More than one million Sri Lankan farmers face the risk of abandoning vegetable cultivation due to soaring input costs and increasing imports, Nimal Hewawitharana, Chairman of the National Vegetable Growers’ Association has warned.
Hewawitharana told The Island that not only vegetable farming but also the cultivation of other key food crops such as onions, cowpea, and green gram was under threat. He said global prices of fuel, fertilisers, agrochemicals, and seeds had fallen, but the local prices of those essential inputs had surged to unaffordable levels, forcing many cultivators to quit farming.
The growing importation of vegetables and supplementary food crops had also depressed prices of domestic produce, denying farmers fair returns and further discouraging cultivation, Hewawitharana said.
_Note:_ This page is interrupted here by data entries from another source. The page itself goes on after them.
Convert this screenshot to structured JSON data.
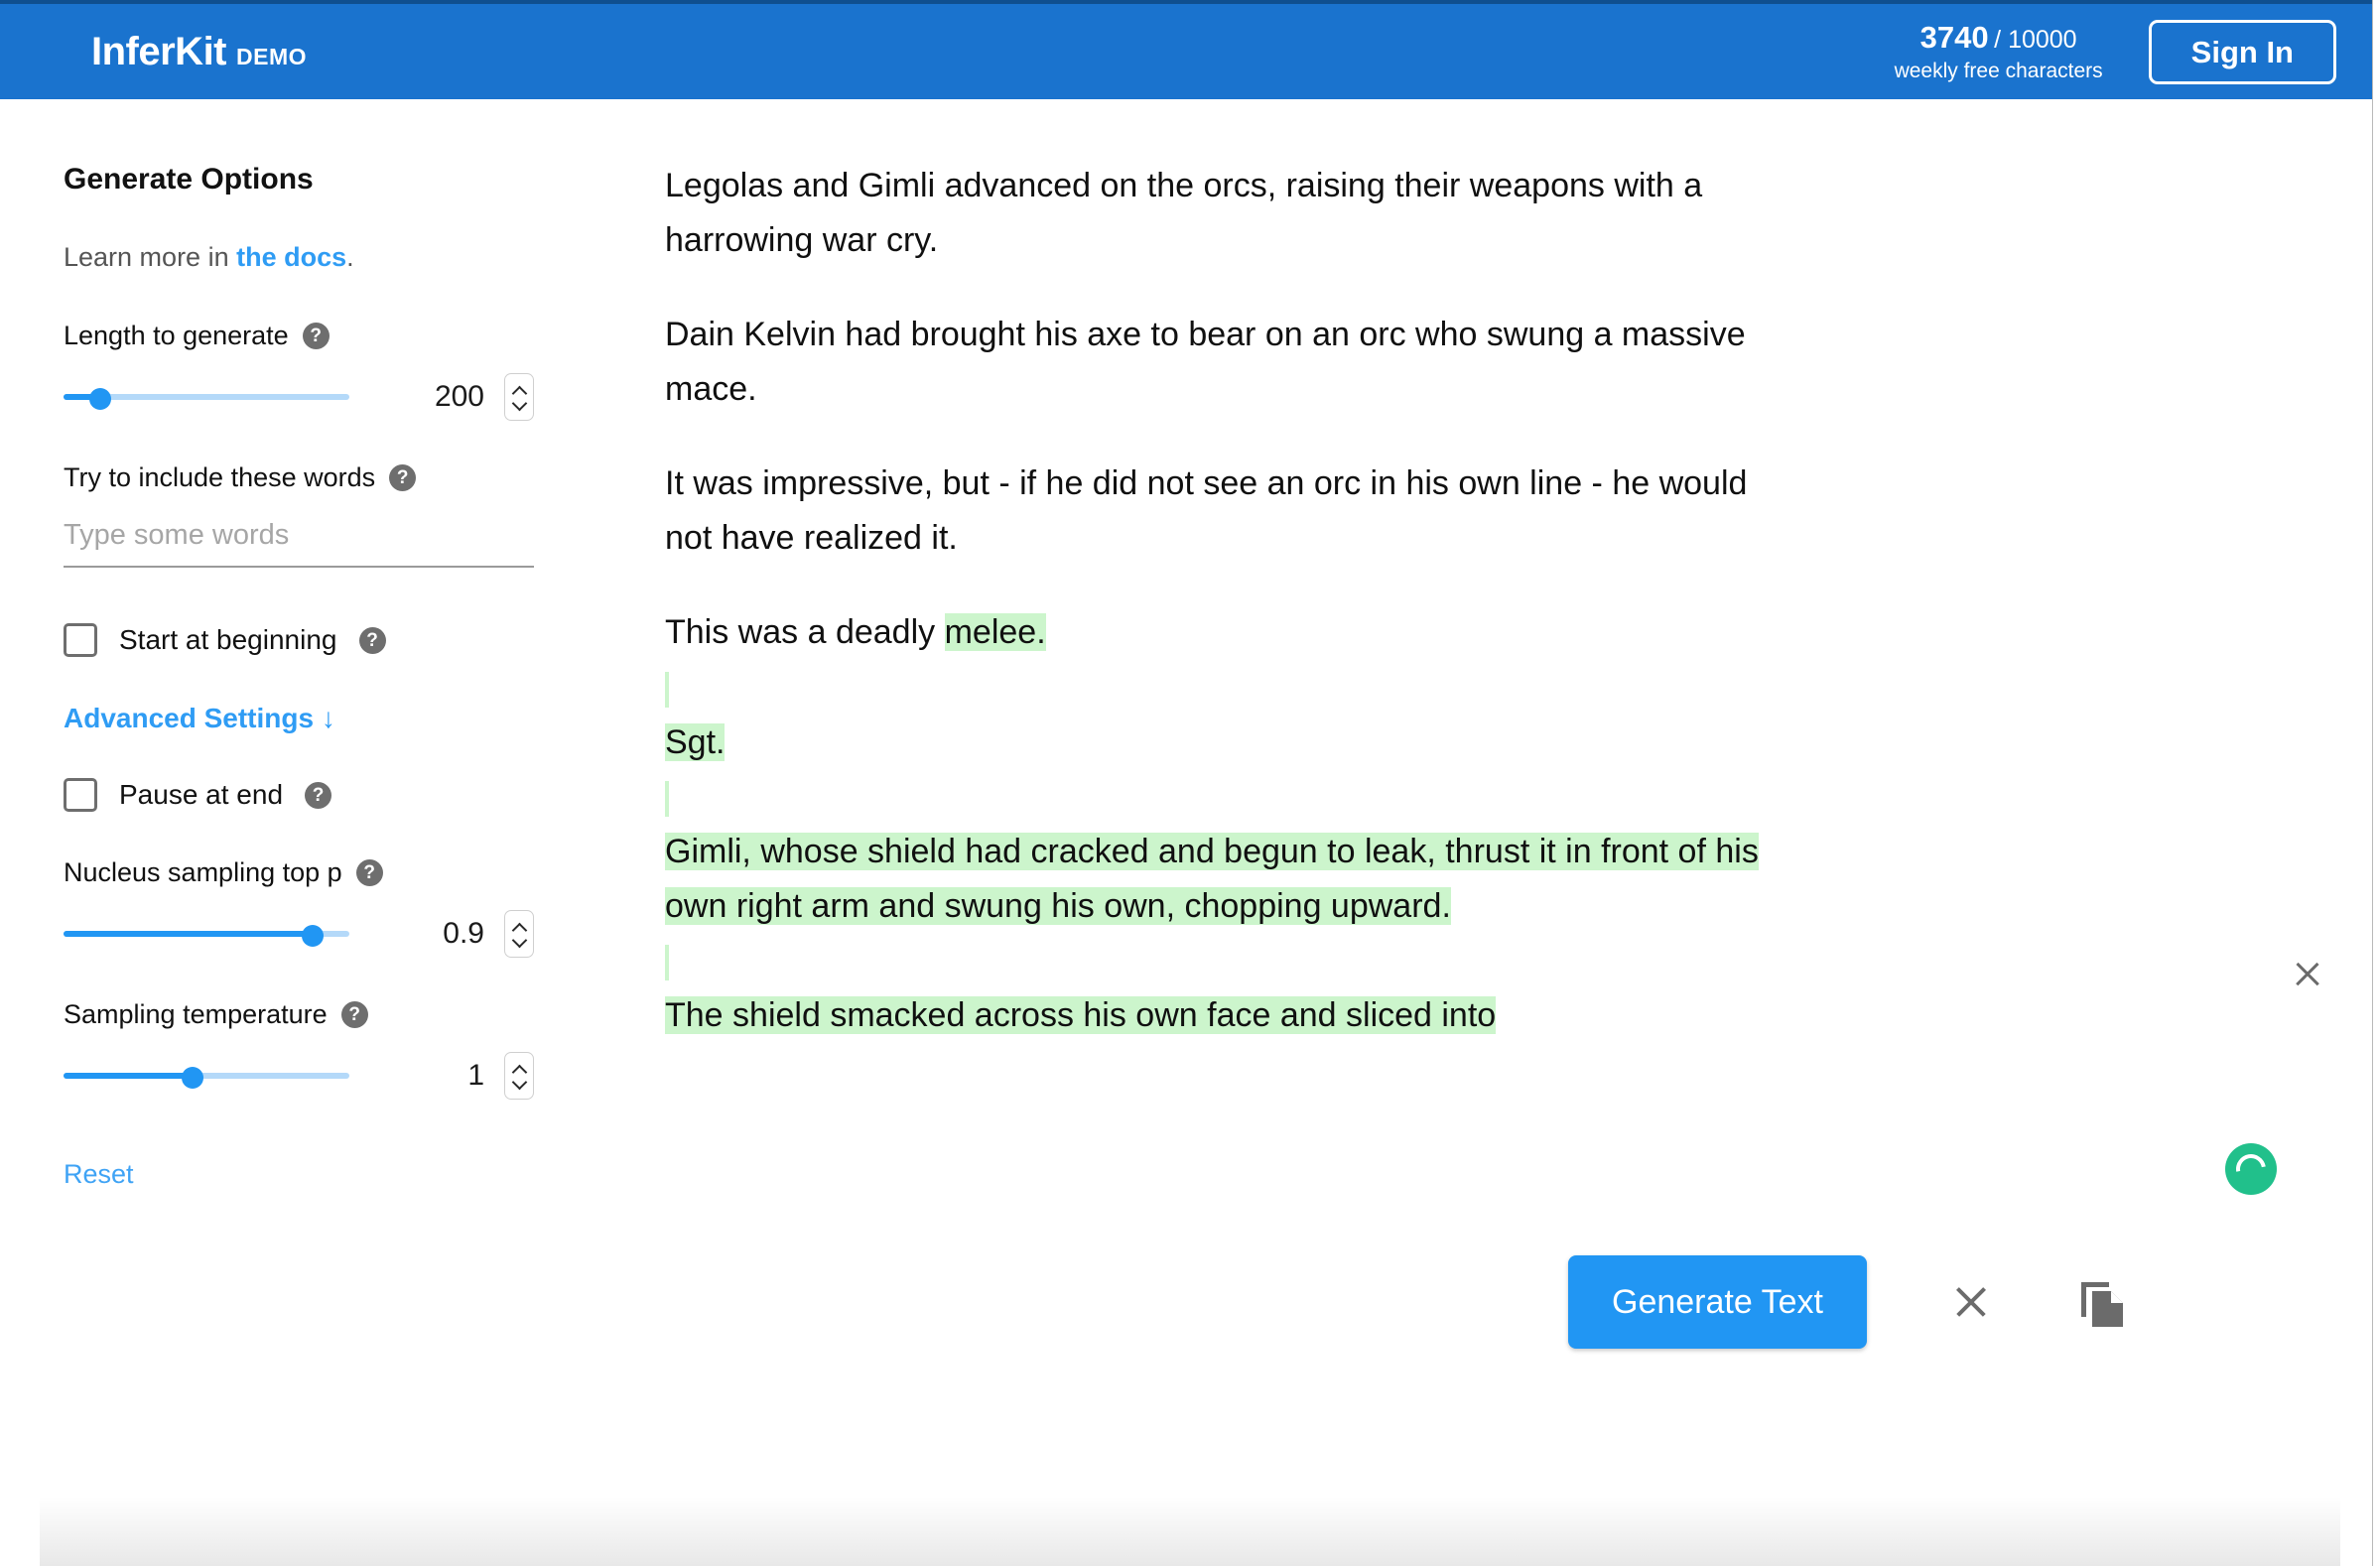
{
  "header": {
    "brand_name": "InferKit",
    "brand_suffix": "DEMO",
    "quota_used": "3740",
    "quota_total": "/ 10000",
    "quota_label": "weekly free characters",
    "sign_in_label": "Sign In"
  },
  "sidebar": {
    "title": "Generate Options",
    "learn_more_prefix": "Learn more in ",
    "learn_more_link": "the docs",
    "learn_more_suffix": ".",
    "length": {
      "label": "Length to generate",
      "help": "?",
      "value": "200",
      "slider_percent": 13
    },
    "include_words": {
      "label": "Try to include these words",
      "help": "?",
      "placeholder": "Type some words",
      "value": ""
    },
    "start_at_beginning": {
      "label": "Start at beginning",
      "help": "?",
      "checked": false
    },
    "advanced_settings_label": "Advanced Settings ↓",
    "pause_at_end": {
      "label": "Pause at end",
      "help": "?",
      "checked": false
    },
    "top_p": {
      "label": "Nucleus sampling top p",
      "help": "?",
      "value": "0.9",
      "slider_percent": 87
    },
    "temperature": {
      "label": "Sampling temperature",
      "help": "?",
      "value": "1",
      "slider_percent": 45
    },
    "reset_label": "Reset"
  },
  "editor": {
    "paragraphs": [
      "Legolas and Gimli advanced on the orcs, raising their weapons with a harrowing war cry.",
      "Dain Kelvin had brought his axe to bear on an orc who swung a massive mace.",
      "It was impressive, but - if he did not see an orc in his own line - he would not have realized it."
    ],
    "p4_plain": "This was a deadly ",
    "p4_highlight": "melee.",
    "p5_highlight": "Sgt.",
    "p6_highlight": "Gimli, whose shield had cracked and begun to leak, thrust it in front of his own right arm and swung his own, chopping upward.",
    "p7_highlight": "The shield smacked across his own face and sliced into",
    "highlight_color": "#ccf5cc"
  },
  "actions": {
    "generate_label": "Generate Text",
    "clear_icon": "close-icon",
    "copy_icon": "copy-icon",
    "delete_icon": "close-icon",
    "spinner_icon": "loading-spinner-icon",
    "spinner_color": "#21c08b"
  },
  "colors": {
    "brand_blue": "#1a73ce",
    "accent_blue": "#2196f3",
    "link_blue": "#2f9cf4"
  }
}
“A sharp rise in petroleum and diesel prices has inflated costs related to water supply and mechanised farming,” Hewawitharana said, adding that skyrocketing prices of fertilisers, agrochemicals, and seeds were making farming unsustainable for many. He warned that if the trend continued, it would not only jeopardise local food production but also worsen the country’s foreign exchange reserves due to increased reliance on imports.
Hewawitharana said the government should listen to farmers’ calls for support and fair pricing had become urgent to prevent a mass exodus from agriculture and secure the nation’s food security.